Se as vozes que ecoaram outrora reclamavam por igualdade em sua acepção material, como ilustrado por Tara Urs (2007)[1], ao coletar depoimentos de membros da sociedade civil, direta ou indiretamente afetados pelas atrocidades cometidas durante o regime dos “Khmer Vermelhos”, identificando certo clamor social favorável à responsabilização dos governantes do Kampuchea Democrático, as atuais vozes que conformam o Direito Internacional Penal (DIP) reivindicam para além da efetivação do princípio da responsabilidade do superior hierárquico, a realização de interferências de ordem internacional em assuntos de natureza política, motivadas pela violação sistemática de direitos humanos, o que atualmente se ilustra, por exemplo, através da constatação de 4 representações contra o presidente Jair Messias Bolsonaro perante o Tribunal Penal Internacional (TPI) e da abertura de investigação, em março de 2020, sobre crimes de guerra e contra a humanidade, praticados por soldados americanos que teriam atuado no Afeganistão por volta do ano de 2001, apesar de manifesta oposição do governo Trump.
A apreciação de certas demandas, no entanto, exige reiterado esforço da comunidade internacional no enfretamento de temas complexos, na tentativa de se esclarecer e delimitar mais precisamente os limites e alcance da tutela penal em um contexto de riscos globalmente compartilhados, embora se reconheça a limitada capacidade técnica e financeira das atuais Cortes Internacionais, ocasião em que ganha fôlego o assertivo e incisivo olhar de David Beetham (1999)[2], ao reconhecer a irresistível permeabilidade do Direito Internacional à evolução jurídico-normativa dos Direitos Humanos e das ordens internas.

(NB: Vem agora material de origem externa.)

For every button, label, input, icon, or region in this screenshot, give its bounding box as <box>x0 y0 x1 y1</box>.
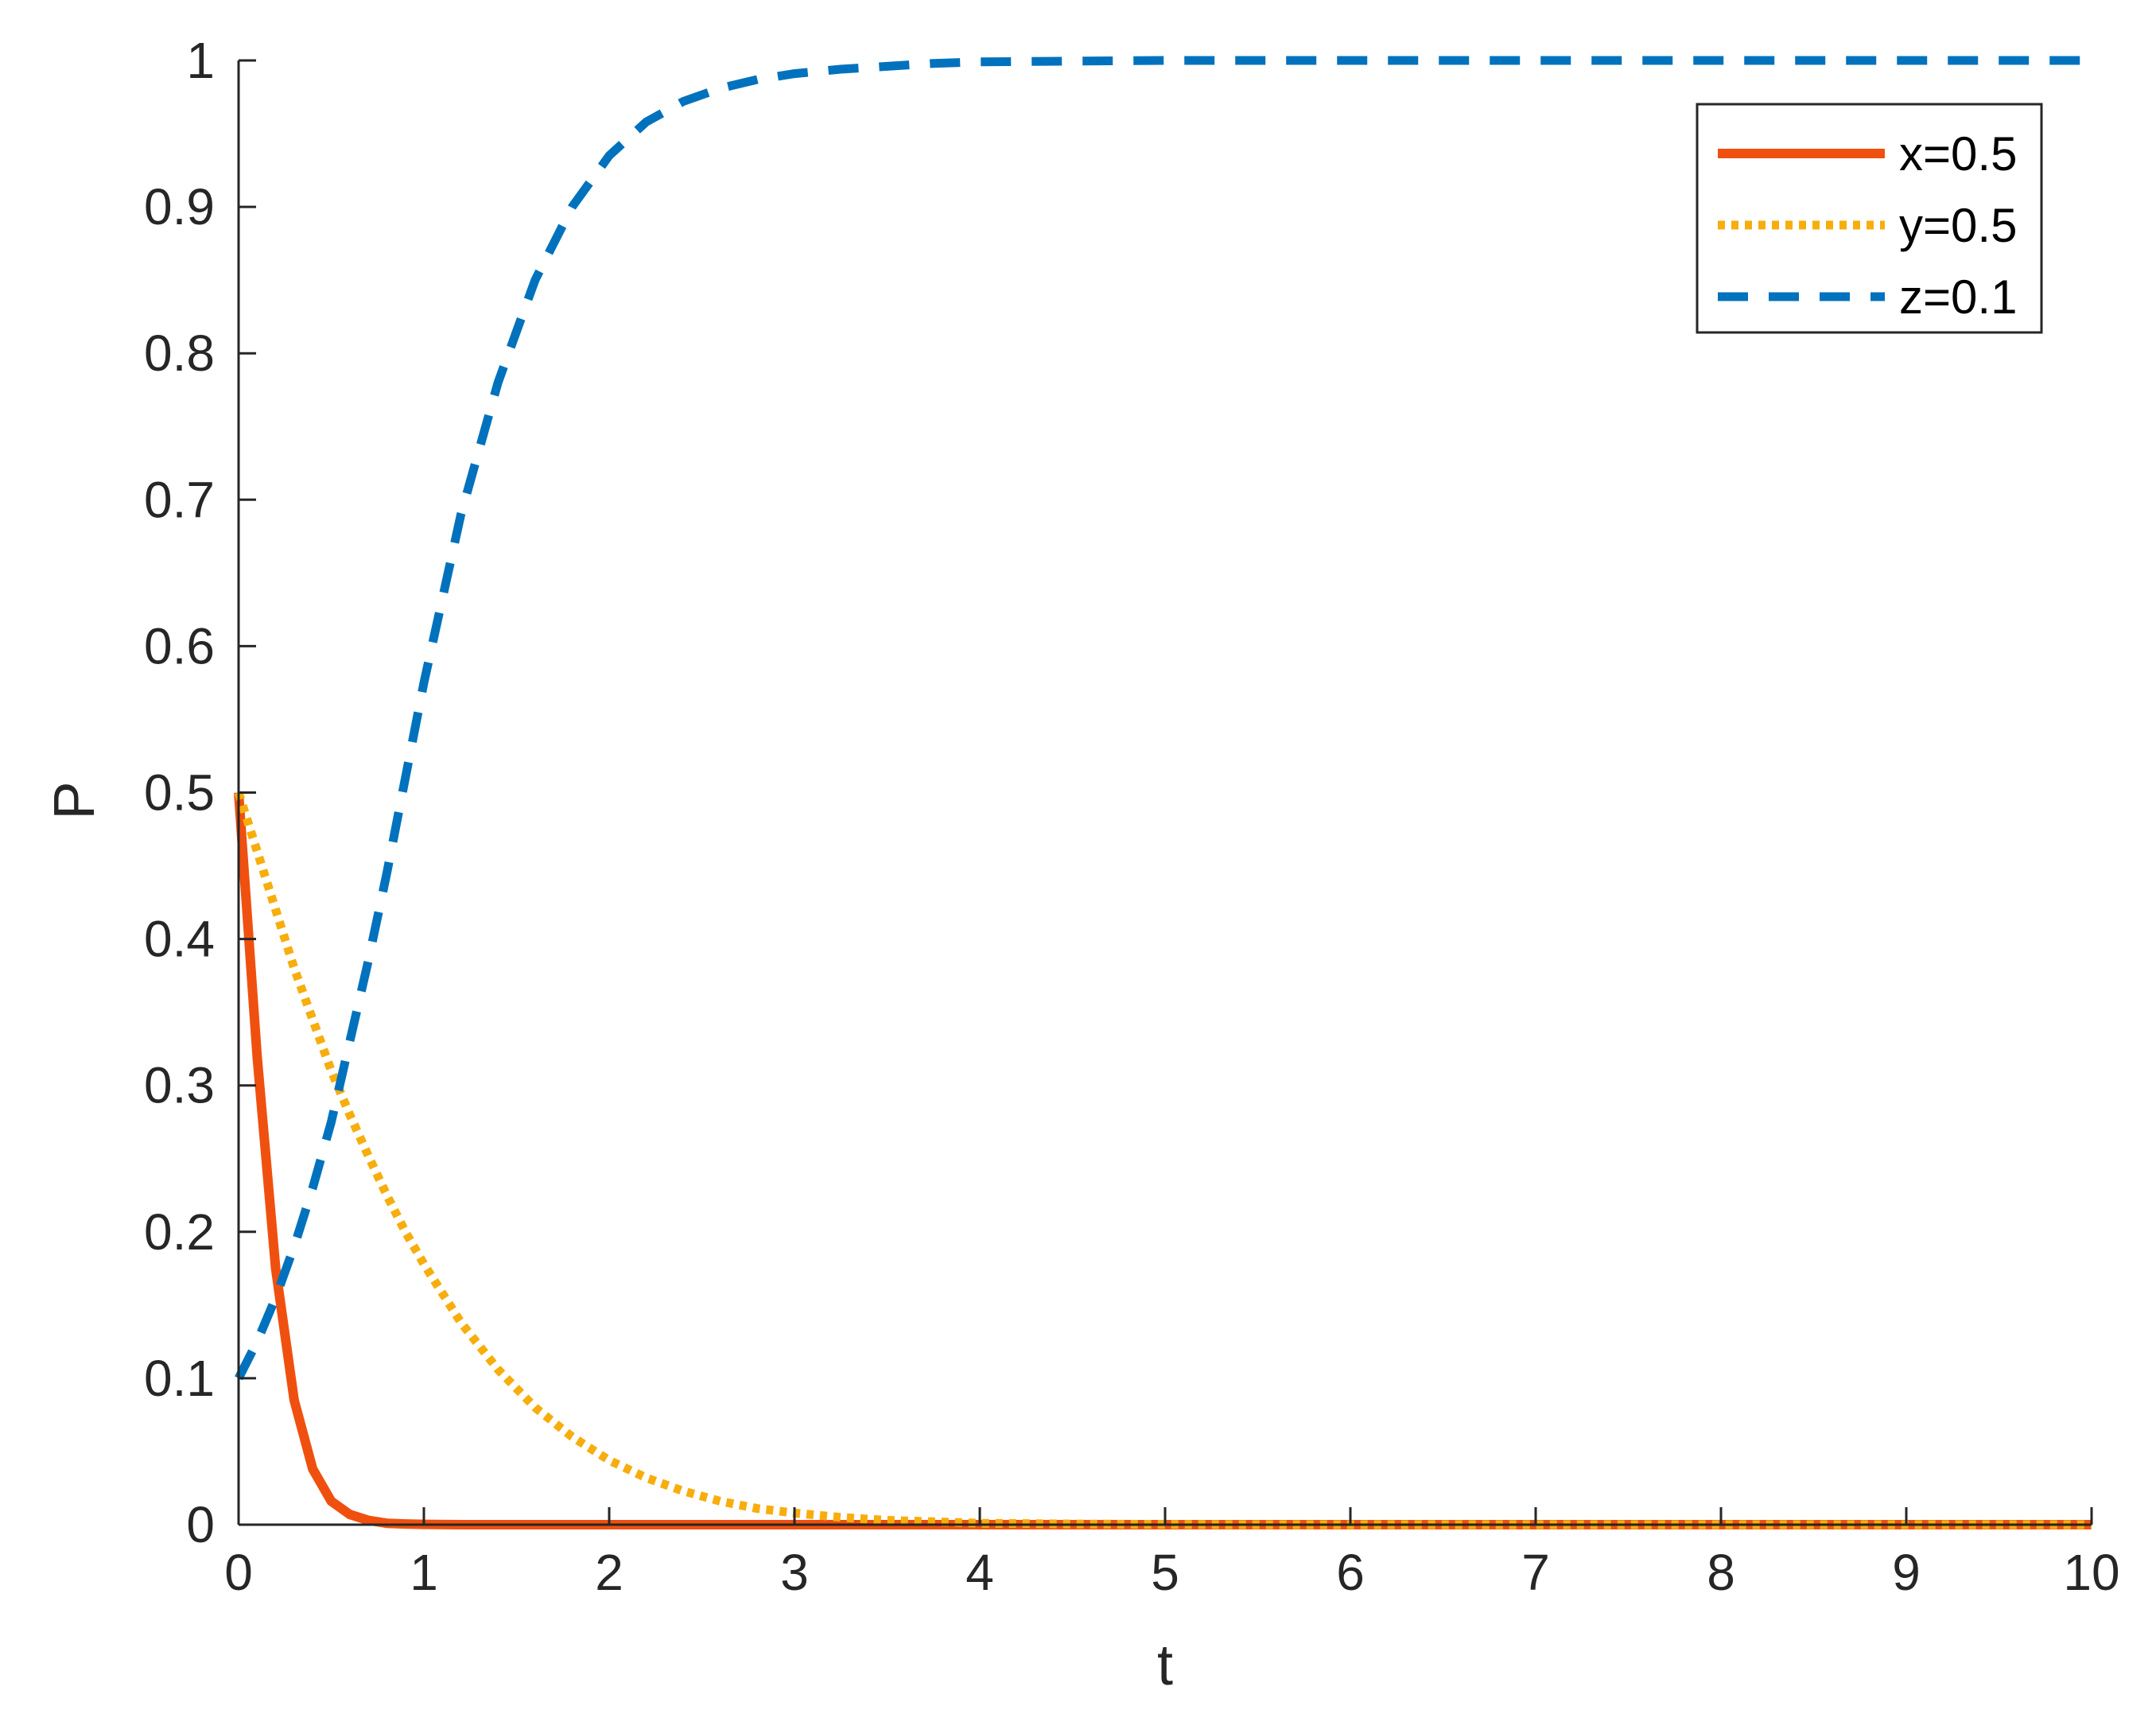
y-tick-label: 0.7 <box>144 471 215 528</box>
x-tick-label: 4 <box>965 1544 994 1601</box>
legend-items: x=0.5 y=0.5 z=0.1 <box>1718 127 2017 324</box>
legend-label-2: y=0.5 <box>1899 199 2017 252</box>
legend-label-1: x=0.5 <box>1899 127 2017 181</box>
x-tick-label: 10 <box>2063 1544 2119 1601</box>
y-tick-label: 0.9 <box>144 178 215 235</box>
y-tick-label: 0.8 <box>144 325 215 382</box>
y-tick-label: 0.3 <box>144 1057 215 1114</box>
x-tick-label: 2 <box>595 1544 623 1601</box>
x-axis-label: t <box>1157 1634 1173 1697</box>
x-tick-label: 5 <box>1151 1544 1179 1601</box>
y-tick-label: 0.6 <box>144 617 215 674</box>
y-tick-label: 0.2 <box>144 1203 215 1261</box>
y-tick-label: 0 <box>186 1496 215 1553</box>
x-tick-label: 6 <box>1336 1544 1365 1601</box>
axes-layer: 0 1 2 3 4 5 6 7 8 9 10 0 0.1 0.2 0.3 0.4 0.5 0.6 0.7 0.8 0.9… <box>144 32 2120 1601</box>
y-tick-label: 0.4 <box>144 911 215 968</box>
y-tick-label: 0.1 <box>144 1350 215 1407</box>
x-tick-label: 7 <box>1521 1544 1550 1601</box>
x-tick-label: 1 <box>410 1544 438 1601</box>
y-tick-label: 1 <box>186 32 215 89</box>
legend-label-3: z=0.1 <box>1899 270 2017 324</box>
series-line-3 <box>235 56 2092 1381</box>
x-tick-label: 8 <box>1707 1544 1735 1601</box>
y-axis-label: P <box>43 781 107 819</box>
legend: x=0.5 y=0.5 z=0.1 <box>1696 103 2043 334</box>
x-tick-label: 0 <box>224 1544 253 1601</box>
x-tick-label: 9 <box>1892 1544 1921 1601</box>
legend-box <box>1696 103 2043 334</box>
x-tick-label: 3 <box>780 1544 809 1601</box>
y-tick-label: 0.5 <box>144 764 215 822</box>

Como pontua o autor, noções anteriores como a irretocabilidade da soberania nacional e a desconsideração do homem enquanto sujeito de direito internacional, tornam-se cada vez mais influenciadas pela eloquência de novas vozes, sujeitos e vítimas, geograficamente afastados, mas eticamente aproximados por valores universalmente consagrados.
Pode-se afirmar, enfim, que o atualíssimo desafio de um Direito Internacional Penal enriquecido por multivozes, depara-se com dificuldades de ordem técnica e político-financeira de complexa resolução, circunstância que se agrava em um contexto de crise pandêmica, consistindo em desafio urgente e inadiável, a propositura e instrumentalização de novas perspectivas capazes de ofertar aos sujeitos vitimados espaços suficientes ao desenvolvimento de suas memórias, capacidades e dignidade para além dos muros institucionais, momento convidativo à reflexão crítica e sistemática desta categoria através de uma revisitação de preceitos de Justiça Restaurativa e de Transição durante e pós Covid-19.

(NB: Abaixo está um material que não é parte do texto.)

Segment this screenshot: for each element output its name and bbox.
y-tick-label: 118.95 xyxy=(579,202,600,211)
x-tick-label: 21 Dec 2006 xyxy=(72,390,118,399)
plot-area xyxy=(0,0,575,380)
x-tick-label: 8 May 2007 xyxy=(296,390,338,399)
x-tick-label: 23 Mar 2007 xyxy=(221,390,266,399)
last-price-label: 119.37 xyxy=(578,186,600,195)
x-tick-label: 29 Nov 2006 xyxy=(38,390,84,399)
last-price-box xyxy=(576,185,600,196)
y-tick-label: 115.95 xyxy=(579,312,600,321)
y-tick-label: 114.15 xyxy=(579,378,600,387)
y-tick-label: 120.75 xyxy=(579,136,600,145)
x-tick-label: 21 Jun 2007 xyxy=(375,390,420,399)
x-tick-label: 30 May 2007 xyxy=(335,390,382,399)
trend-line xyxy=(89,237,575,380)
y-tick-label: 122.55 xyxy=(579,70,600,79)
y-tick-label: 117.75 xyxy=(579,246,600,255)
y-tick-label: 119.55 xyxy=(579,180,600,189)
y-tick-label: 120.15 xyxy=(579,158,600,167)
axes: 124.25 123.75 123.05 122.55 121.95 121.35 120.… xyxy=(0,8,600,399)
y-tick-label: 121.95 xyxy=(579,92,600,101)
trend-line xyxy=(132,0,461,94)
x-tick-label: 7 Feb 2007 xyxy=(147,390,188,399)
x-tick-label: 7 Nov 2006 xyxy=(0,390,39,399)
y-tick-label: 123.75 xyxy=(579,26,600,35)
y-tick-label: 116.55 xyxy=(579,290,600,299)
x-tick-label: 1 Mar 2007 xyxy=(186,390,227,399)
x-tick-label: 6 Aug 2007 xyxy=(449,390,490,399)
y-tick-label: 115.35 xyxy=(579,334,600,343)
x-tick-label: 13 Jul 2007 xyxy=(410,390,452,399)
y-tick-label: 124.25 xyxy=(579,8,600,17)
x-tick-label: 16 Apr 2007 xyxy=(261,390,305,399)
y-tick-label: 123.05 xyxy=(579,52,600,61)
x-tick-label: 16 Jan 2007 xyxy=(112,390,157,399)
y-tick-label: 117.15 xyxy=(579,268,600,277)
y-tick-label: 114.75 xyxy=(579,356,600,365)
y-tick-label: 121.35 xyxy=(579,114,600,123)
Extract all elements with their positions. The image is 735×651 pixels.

Amilson Albuquerque Limeira Filho é especialista em Direito Internacional (FMU/SP) e autor de obra recém lançada: A voz da vítima no processo penal internacional: uma análise jurídico-normativa do Tribunal Penal Internacional.
[1] URS, Tara. Vozes do Camboja: formas locais de responsabilização por atrocidades sistemáticas. SUR – Revista Internacional de Direitos Humanos, São Paulo, v. 4, n. 7, p. 58-99, 2007.
[2] BEETHAM, D. Democracy and Human Rights. Cambridge: Polity, 1999.